Efforts to keep 200 General Electric manufacturing jobs from being moved to Florida have failed, according to local union leaders.
Two months ago, GE officials announced their intent to shut down the company’s electrical capacitor plant in Fort Edward, sending production and the facility’s nearly 200 jobs to Clearwater, Fla.
Scott Gates, president of Local 332 of the United Electrical, Radio & Machine Workers of America, has been in negotiations with the company ever since, proposing money-saving measures to keep the plant open. But the 60-day negotiation period ended Sunday with no agreement, he said.
“We had a solid proposal,” Gates said. “We showed them how they could save a lot of money, but they didn’t listen.”

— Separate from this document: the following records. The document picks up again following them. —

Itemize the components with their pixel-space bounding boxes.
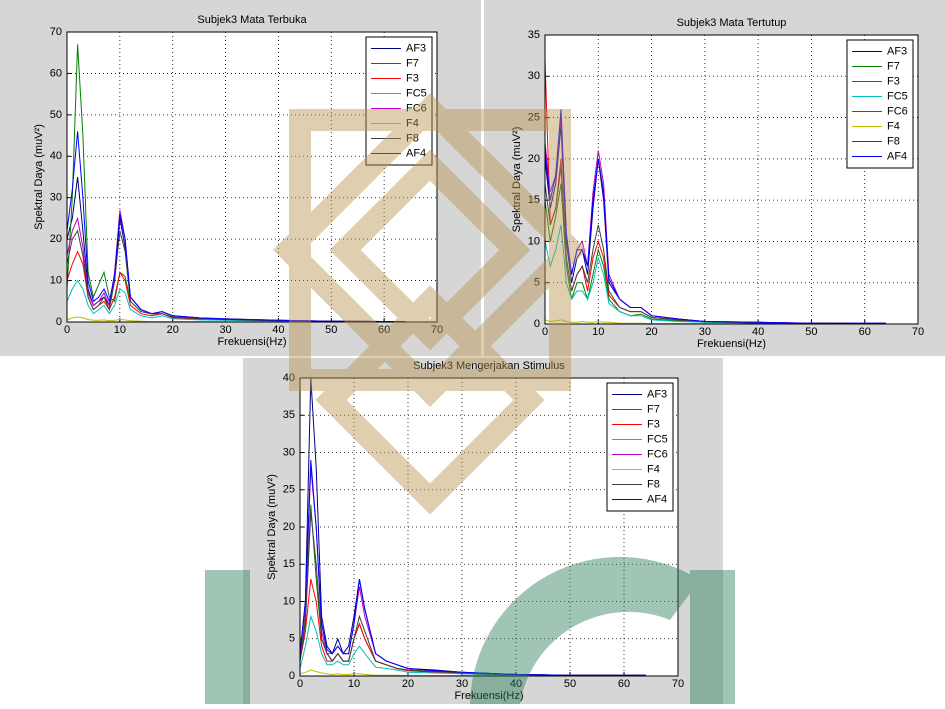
x-tick-label: 50 xyxy=(805,326,817,338)
legend-label: F4 xyxy=(887,120,900,132)
legend: AF3 F7 F3 FC5 FC6 F4 F8 AF4 xyxy=(847,40,913,168)
x-axis-label: Frekuensi(Hz) xyxy=(217,336,286,348)
legend-label: FC5 xyxy=(887,90,908,102)
legend-label: F8 xyxy=(887,135,900,147)
y-tick-label: 30 xyxy=(50,192,62,204)
legend-label: F4 xyxy=(406,117,419,129)
x-tick-label: 30 xyxy=(456,678,468,690)
y-tick-label: 25 xyxy=(283,484,295,496)
chart-panel: 0 10 20 30 40 50 60 70 0 5 10 15 20 25 30 35 Subjek3 Mat… xyxy=(484,0,945,356)
legend-label: F3 xyxy=(647,418,660,430)
y-tick-label: 10 xyxy=(283,595,295,607)
legend-box xyxy=(847,40,913,168)
legend-label: FC5 xyxy=(647,433,668,445)
legend-label: AF4 xyxy=(406,147,426,159)
chart-panel: 0 10 20 30 40 50 60 70 0 10 20 30 40 50 60 70 Subjek3 Ma… xyxy=(0,0,481,356)
x-axis-label: Frekuensi(Hz) xyxy=(697,338,766,350)
legend-label: F8 xyxy=(647,478,660,490)
y-tick-label: 35 xyxy=(283,409,295,421)
legend-label: AF4 xyxy=(887,150,907,162)
y-tick-label: 70 xyxy=(50,26,62,38)
x-tick-label: 60 xyxy=(859,326,871,338)
y-axis-label: Spektral Daya (muV²) xyxy=(266,474,278,580)
y-tick-label: 20 xyxy=(283,521,295,533)
y-tick-label: 10 xyxy=(528,235,540,247)
legend-label: F8 xyxy=(406,132,419,144)
legend: AF3 F7 F3 FC5 FC6 F4 F8 AF4 xyxy=(607,383,673,511)
y-tick-label: 10 xyxy=(50,274,62,286)
x-tick-label: 60 xyxy=(378,324,390,336)
legend-box xyxy=(607,383,673,511)
x-tick-label: 0 xyxy=(297,678,303,690)
legend-label: AF3 xyxy=(887,45,907,57)
legend-label: FC6 xyxy=(887,105,908,117)
x-tick-label: 20 xyxy=(402,678,414,690)
x-tick-label: 40 xyxy=(510,678,522,690)
y-tick-label: 0 xyxy=(534,318,540,330)
y-tick-label: 40 xyxy=(50,150,62,162)
x-tick-label: 30 xyxy=(699,326,711,338)
y-axis-label: Spektral Daya (muV²) xyxy=(511,127,523,233)
x-tick-label: 70 xyxy=(672,678,684,690)
y-tick-label: 25 xyxy=(528,111,540,123)
x-tick-label: 20 xyxy=(645,326,657,338)
x-tick-label: 10 xyxy=(114,324,126,336)
y-tick-label: 20 xyxy=(528,153,540,165)
x-tick-label: 40 xyxy=(272,324,284,336)
chart-title: Subjek3 Mata Tertutup xyxy=(677,17,787,29)
legend-label: F7 xyxy=(647,403,660,415)
legend-label: AF4 xyxy=(647,493,667,505)
y-tick-label: 15 xyxy=(283,558,295,570)
y-tick-label: 20 xyxy=(50,233,62,245)
x-tick-label: 70 xyxy=(431,324,443,336)
x-tick-label: 50 xyxy=(564,678,576,690)
y-tick-label: 30 xyxy=(283,446,295,458)
legend-label: F7 xyxy=(406,57,419,69)
figure: 010203040506070010203040506070Subjek3 Ma… xyxy=(0,0,945,704)
y-tick-label: 60 xyxy=(50,67,62,79)
legend-label: F7 xyxy=(887,60,900,72)
chart-title: Subjek3 Mata Terbuka xyxy=(197,14,307,26)
legend-label: FC5 xyxy=(406,87,427,99)
legend: AF3 F7 F3 FC5 FC6 F4 F8 AF4 xyxy=(366,37,432,165)
x-tick-label: 70 xyxy=(912,326,924,338)
x-tick-label: 10 xyxy=(592,326,604,338)
legend-label: FC6 xyxy=(406,102,427,114)
legend-box xyxy=(366,37,432,165)
y-tick-label: 50 xyxy=(50,109,62,121)
y-axis-label: Spektral Daya (muV²) xyxy=(33,124,45,230)
x-tick-label: 50 xyxy=(325,324,337,336)
legend-label: AF3 xyxy=(647,388,667,400)
x-tick-label: 20 xyxy=(167,324,179,336)
legend-label: F4 xyxy=(647,463,660,475)
legend-label: FC6 xyxy=(647,448,668,460)
legend-label: F3 xyxy=(887,75,900,87)
y-tick-label: 5 xyxy=(289,633,295,645)
y-tick-label: 15 xyxy=(528,194,540,206)
x-tick-label: 40 xyxy=(752,326,764,338)
legend-label: AF3 xyxy=(406,42,426,54)
y-tick-label: 40 xyxy=(283,372,295,384)
x-tick-label: 30 xyxy=(219,324,231,336)
chart-panel: 0 10 20 30 40 50 60 70 0 5 10 15 20 25 30 35 40 Subjek3 M… xyxy=(243,358,723,704)
x-tick-label: 0 xyxy=(64,324,70,336)
x-axis-label: Frekuensi(Hz) xyxy=(454,690,523,702)
legend-label: F3 xyxy=(406,72,419,84)
charts: 010203040506070010203040506070Subjek3 Ma… xyxy=(0,0,945,704)
chart-title: Subjek3 Mengerjakan Stimulus xyxy=(413,360,565,372)
x-tick-label: 0 xyxy=(542,326,548,338)
x-tick-label: 60 xyxy=(618,678,630,690)
y-tick-label: 0 xyxy=(289,670,295,682)
y-tick-label: 30 xyxy=(528,70,540,82)
y-tick-label: 35 xyxy=(528,29,540,41)
y-tick-label: 0 xyxy=(56,316,62,328)
y-tick-label: 5 xyxy=(534,277,540,289)
x-tick-label: 10 xyxy=(348,678,360,690)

The union proposed to keep the plant open by promising GE greater efficiency through a partnership with the state and union workers. Gates’ plan involved condensing operations into a smaller factory footprint to lower overhead costs and investing in automated machinery.
GE spokeswoman Chris Horne said the company has yet to make a final formal decision regarding the plant.
“We’re reviewing the specifics of the [union] proposal,” she said.
While Horne wouldn’t comment on the likelihood of the plant closing, an official GE statement she drafted following the end of negotiations bodes poorly for the plant.
“As it stands,” she said in the statement, “the union’s proposal falls well short of achieving the savings and efficiencies that would be generated by the proposed move to Clearwater.”
Gates said the plant will close. After 17 fruitless meetings, he said GE officials never kept an open mind.
“We had hoped they would be open to negotiating with us,” he said. “They weren’t.”
Gates said his union team wasn’t provided with enough information to draft their proposal until less than two weeks before the close of discussions. He said they were also turned down for a 30-day extension.
In the end, Gates said the union proposal fell $6 million short of keeping capacitor manufacturing from heading south.
GE has an existing facility in Clearwater, and Horne said combining operations would save the company significant money over the years. To hit that savings benchmark, Gates said the 177 workers he represents would have been required to take a huge pay cut, from an average $28 per hour to just $11.
“And this isn’t a poor company,” he said. “This is GE. It’s their unrelenting greed motivating this move.”
By contract, the plant will remain in operation through at least September 2014. After that, Gates said all 200 employees will be looking for other work.
“Fort Edward will be a ghost town,” he said, “but there is a life after GE.”